Thursday, May 16, 2013

genre blending/bending



As a writer I like to draw outside the lines of genre. I cross the borders of sci-fi and fantasy and realistic fiction and mystery and literary fiction and comedy and drama because a mix of genres helps me find the spark(s) that drive my story and give form and structure to it. Genres are all well and good if that’s where your work naturally fits. Mine doesn’t. I have to wander. Good for me. Not necessarily good for marketing.

A lot of people call the kind of fiction I’m talking about genre bending, but I think of it more as genre blending. I end up wandering in and out of genres and taking what I can from each that helps me tell my story.

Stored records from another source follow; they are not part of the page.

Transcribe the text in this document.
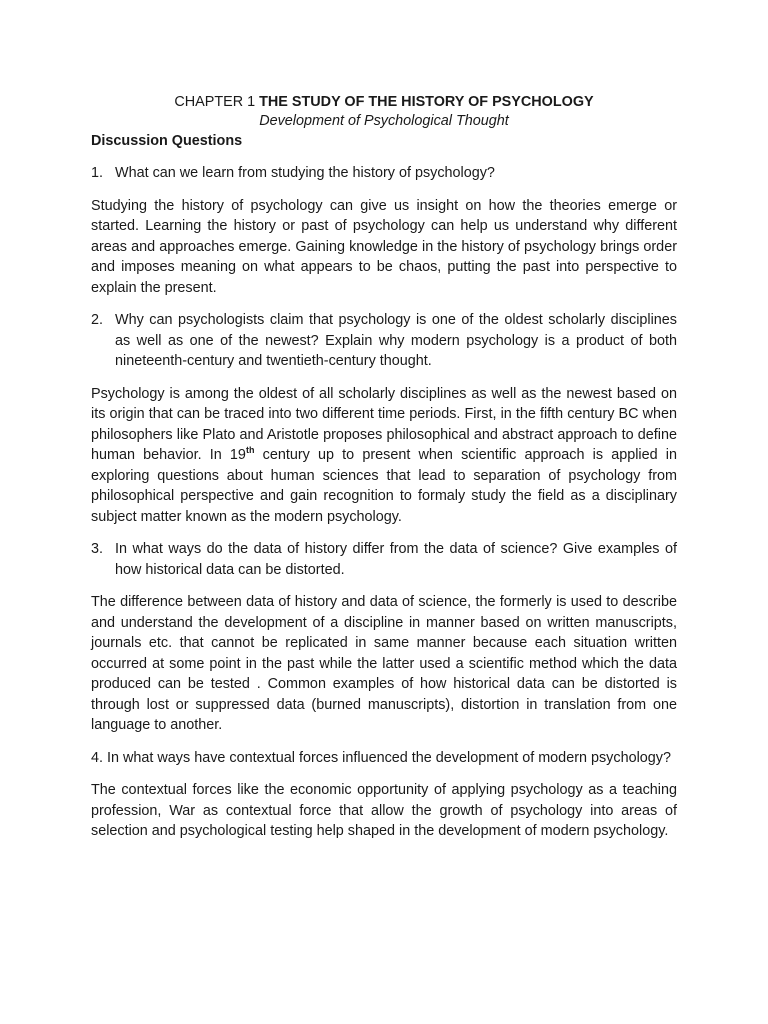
CHAPTER 1 THE STUDY OF THE HISTORY OF PSYCHOLOGY

Development of Psychological Thought

Discussion Questions

1. What can we learn from studying the history of psychology?

Studying the history of psychology can give us insight on how the theories emerge or started. Learning the history or past of psychology can help us understand why different areas and approaches emerge. Gaining knowledge in the history of psychology brings order and imposes meaning on what appears to be chaos, putting the past into perspective to explain the present.

2. Why can psychologists claim that psychology is one of the oldest scholarly disciplines as well as one of the newest? Explain why modern psychology is a product of both nineteenth-century and twentieth-century thought.

Psychology is among the oldest of all scholarly disciplines as well as the newest based on its origin that can be traced into two different time periods. First, in the fifth century BC when philosophers like Plato and Aristotle proposes philosophical and abstract approach to define human behavior. In 19th century up to present when scientific approach is applied in exploring questions about human sciences that lead to separation of psychology from philosophical perspective and gain recognition to formaly study the field as a disciplinary subject matter known as the modern psychology.

3. In what ways do the data of history differ from the data of science? Give examples of how historical data can be distorted.

The difference between data of history and data of science, the formerly is used to describe and understand the development of a discipline in manner based on written manuscripts, journals etc. that cannot be replicated in same manner because each situation written occurred at some point in the past while the latter used a scientific method which the data produced can be tested . Common examples of how historical data can be distorted is through lost or suppressed data (burned manuscripts), distortion in translation from one language to another.

4. In what ways have contextual forces influenced the development of modern psychology?

The contextual forces like the economic opportunity of applying psychology as a teaching profession, War as contextual force that allow the growth of psychology into areas of selection and psychological testing help shaped in the development of modern psychology.
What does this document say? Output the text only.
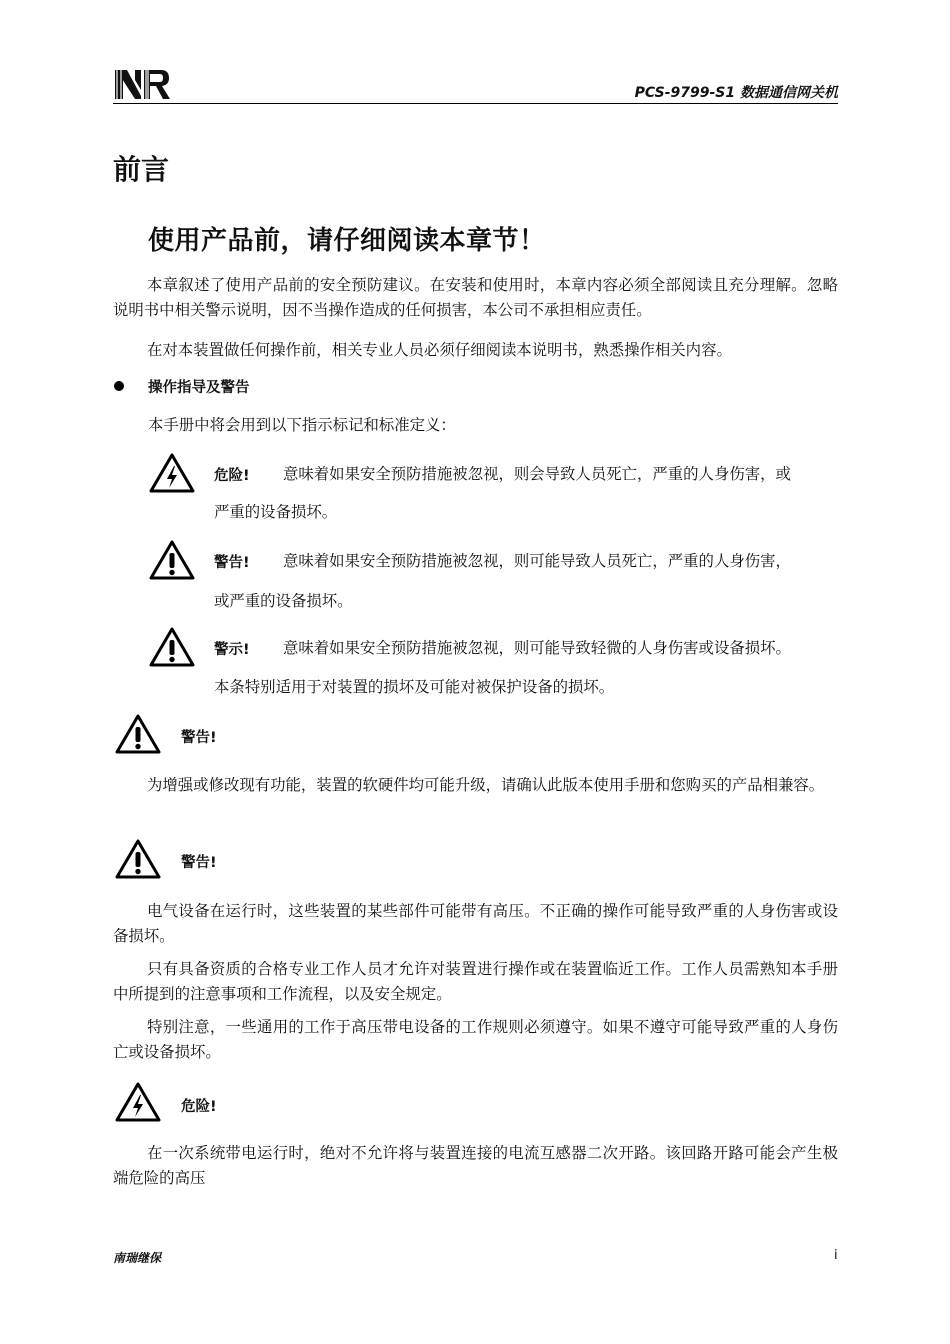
PCS-9799-S1 数据通信网关机
前言
使用产品前，请仔细阅读本章节！

本章叙述了使用产品前的安全预防建议。在安装和使用时，本章内容必须全部阅读且充分理解。忽略说明书中相关警示说明，因不当操作造成的任何损害，本公司不承担相应责任。

在对本装置做任何操作前，相关专业人员必须仔细阅读本说明书，熟悉操作相关内容。

操作指导及警告
本手册中将会用到以下指示标记和标准定义：
危险! 意味着如果安全预防措施被忽视，则会导致人员死亡，严重的人身伤害，或
严重的设备损坏。
警告! 意味着如果安全预防措施被忽视，则可能导致人员死亡，严重的人身伤害，
或严重的设备损坏。
警示! 意味着如果安全预防措施被忽视，则可能导致轻微的人身伤害或设备损坏。
本条特别适用于对装置的损坏及可能对被保护设备的损坏。
警告!

为增强或修改现有功能，装置的软硬件均可能升级，请确认此版本使用手册和您购买的产品相兼容。

警告!

电气设备在运行时，这些装置的某些部件可能带有高压。不正确的操作可能导致严重的人身伤害或设备损坏。

只有具备资质的合格专业工作人员才允许对装置进行操作或在装置临近工作。工作人员需熟知本手册中所提到的注意事项和工作流程，以及安全规定。

特别注意，一些通用的工作于高压带电设备的工作规则必须遵守。如果不遵守可能导致严重的人身伤亡或设备损坏。

危险!

在一次系统带电运行时，绝对不允许将与装置连接的电流互感器二次开路。该回路开路可能会产生极端危险的高压

南瑞继保	i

People who sell books, as opposed to write them, like genres. They want to be able to put fiction in a neat category for the purposes of drawing a particular audience. (More true of adult novels than YA) Completely understandable. It makes it easier to sell a book if the seller can identify the audience and then try to find ways to attract that audience to a novel.  Publishers like genre and bookstores like genre. But here's the thing about fiction. It's not cooperative. There's something inherently rebellious about writing fiction. And there are writers who find themselves, even if they begin writing in a certain genre they love to read, wandering. Sometimes they’ll try to restrict themselves or pull their story back a certain way so they don’t loose their genre place. I think this can deflate certain stories, allow a certain inauthenticity to creep in, rob them of a richness a mix of genres might give.

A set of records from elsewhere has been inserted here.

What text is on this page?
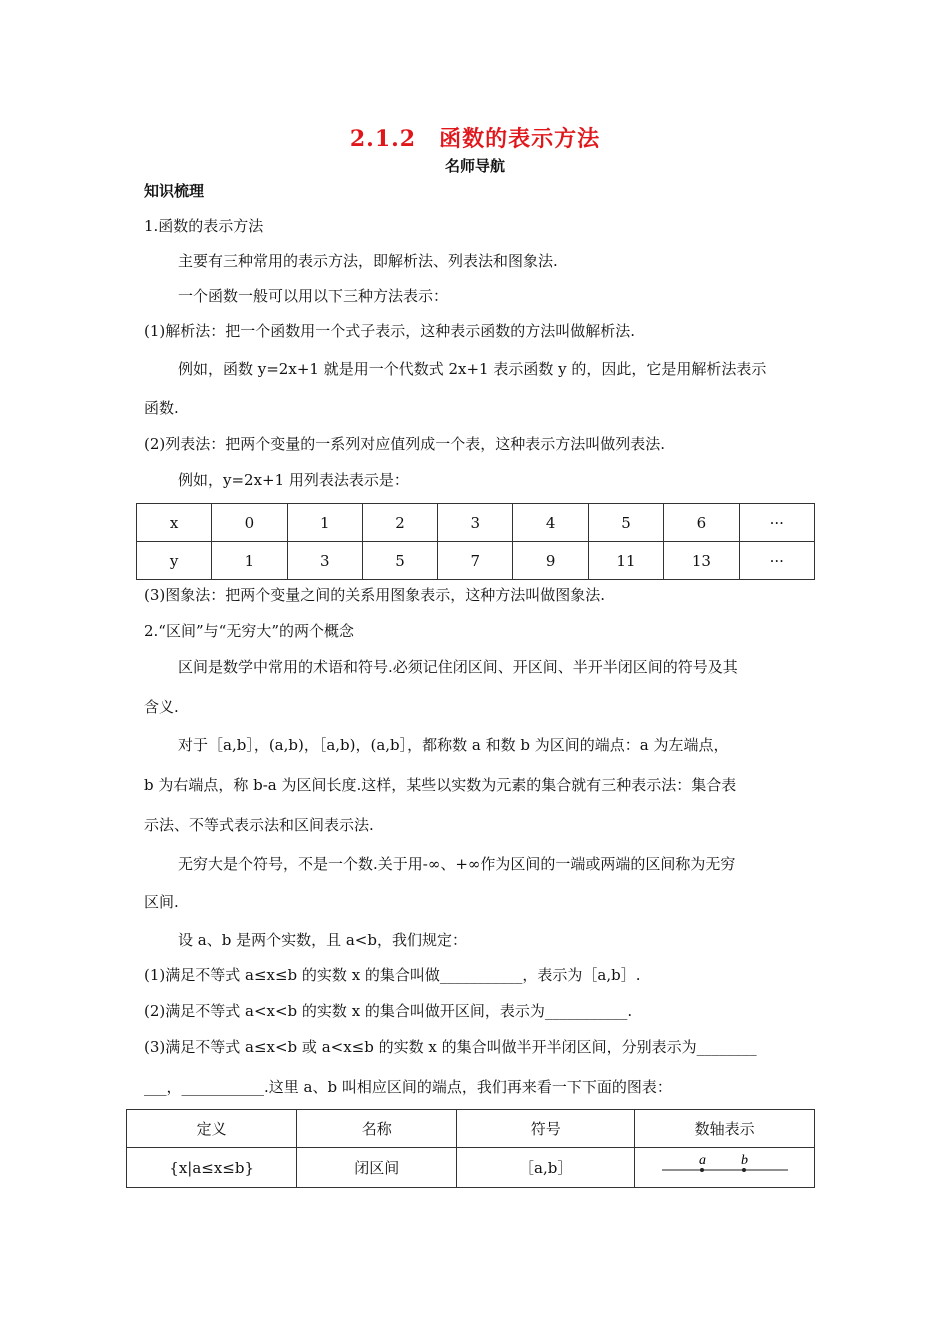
2.1.2　函数的表示方法
名师导航
知识梳理
1.函数的表示方法
主要有三种常用的表示方法，即解析法、列表法和图象法.
一个函数一般可以用以下三种方法表示：
(1)解析法：把一个函数用一个式子表示，这种表示函数的方法叫做解析法.
例如，函数 y=2x+1 就是用一个代数式 2x+1 表示函数 y 的，因此，它是用解析法表示
函数.
(2)列表法：把两个变量的一系列对应值列成一个表，这种表示方法叫做列表法.
例如，y=2x+1 用列表法表示是：
x	0	1	2	3	4	5	6	···
y	1	3	5	7	9	11	13	···
(3)图象法：把两个变量之间的关系用图象表示，这种方法叫做图象法.
2.“区间”与“无穷大”的两个概念
区间是数学中常用的术语和符号.必须记住闭区间、开区间、半开半闭区间的符号及其
含义.
对于［a,b］，(a,b)，［a,b)，(a,b］，都称数 a 和数 b 为区间的端点：a 为左端点，
b 为右端点，称 b-a 为区间长度.这样，某些以实数为元素的集合就有三种表示法：集合表
示法、不等式表示法和区间表示法.
无穷大是个符号，不是一个数.关于用-∞、+∞作为区间的一端或两端的区间称为无穷
区间.
设 a、b 是两个实数，且 a<b，我们规定：
(1)满足不等式 a≤x≤b 的实数 x 的集合叫做___________，表示为［a,b］.
(2)满足不等式 a<x<b 的实数 x 的集合叫做开区间，表示为___________.
(3)满足不等式 a≤x<b 或 a<x≤b 的实数 x 的集合叫做半开半闭区间，分别表示为________
___，___________.这里 a、b 叫相应区间的端点，我们再来看一下下面的图表：
定义	名称	符号	数轴表示
{x|a≤x≤b}	闭区间	［a,b］	a b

I think, even though it may make your work harder to sell, you have to tell the story you have to tell. You gotta be who you gotta be. Eventually, readers will find you.

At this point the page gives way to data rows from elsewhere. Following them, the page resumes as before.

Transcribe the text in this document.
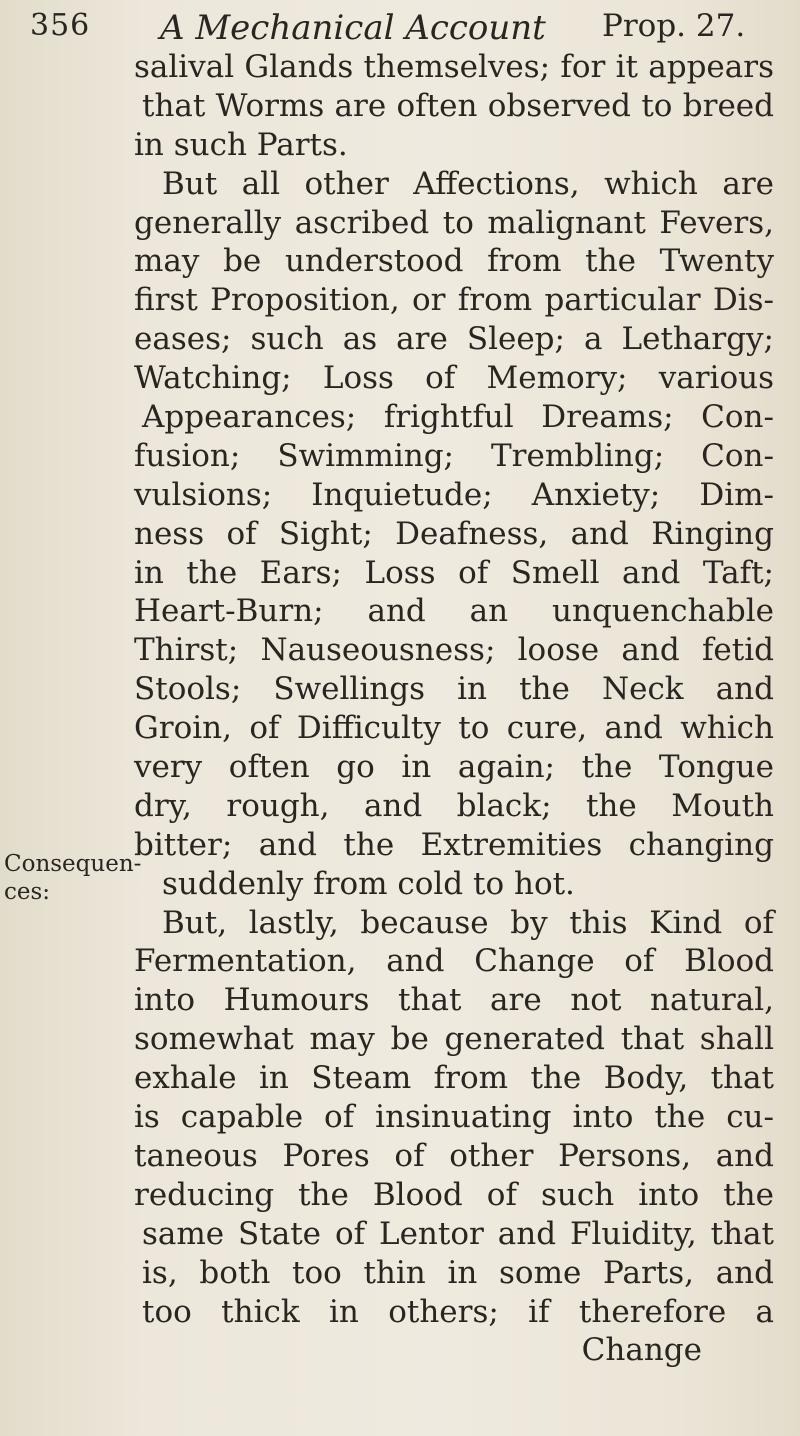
356 A Mechanical Account Prop. 27.
Consequen-
ces:
salival Glands themselves; for it appears
that Worms are often observed to breed
in such Parts.
But all other Affections, which are
generally ascribed to malignant Fevers,
may be understood from the Twenty
first Proposition, or from particular Dis-
eases; such as are Sleep; a Lethargy;
Watching; Loss of Memory; various
Appearances; frightful Dreams; Con-
fusion; Swimming; Trembling; Con-
vulsions; Inquietude; Anxiety; Dim-
ness of Sight; Deafness, and Ringing
in the Ears; Loss of Smell and Taft;
Heart-Burn; and an unquenchable
Thirst; Nauseousness; loose and fetid
Stools; Swellings in the Neck and
Groin, of Difficulty to cure, and which
very often go in again; the Tongue
dry, rough, and black; the Mouth
bitter; and the Extremities changing
suddenly from cold to hot.
But, lastly, because by this Kind of
Fermentation, and Change of Blood
into Humours that are not natural,
somewhat may be generated that shall
exhale in Steam from the Body, that
is capable of insinuating into the cu-
taneous Pores of other Persons, and
reducing the Blood of such into the
same State of Lentor and Fluidity, that
is, both too thin in some Parts, and
too thick in others; if therefore a
Change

I like to read in many genres. Literary because I love language and character driven stories.  Sci-Fi for ideas—especially the strange ones—fantasy because the world needs magic and is full of mystery, mystery for story and entertainment…Of course I’m most drawn to works that might be presented as belonging to a certain genre but that I see as blending more than one. Kurt Vonnegut, for instance, who mixed realism with science fiction and comedy with drama and social criticism and lord knows what else to create a potent mix. GG Marquez mixed fantastical events and realistic fiction so well critics decided to give him his own genre: magical realism.  Kate Atkinson’s mysteries have elements of literary fiction and her literary fiction has elements of mystery.  These are just a few. There are many.

I love to write. I love to genre blend. I am frustrated that the market often struggles to accept good stories that blend genres but I have to write what excites me. I know there are readers out there like me who love to read books that artfully blend and bend genre and make something different, unusual, unique. I like a lot of books but what I’m looking for are books to fall in love with. 

For me, that’s often a book that doesn’t neatly fit into any category.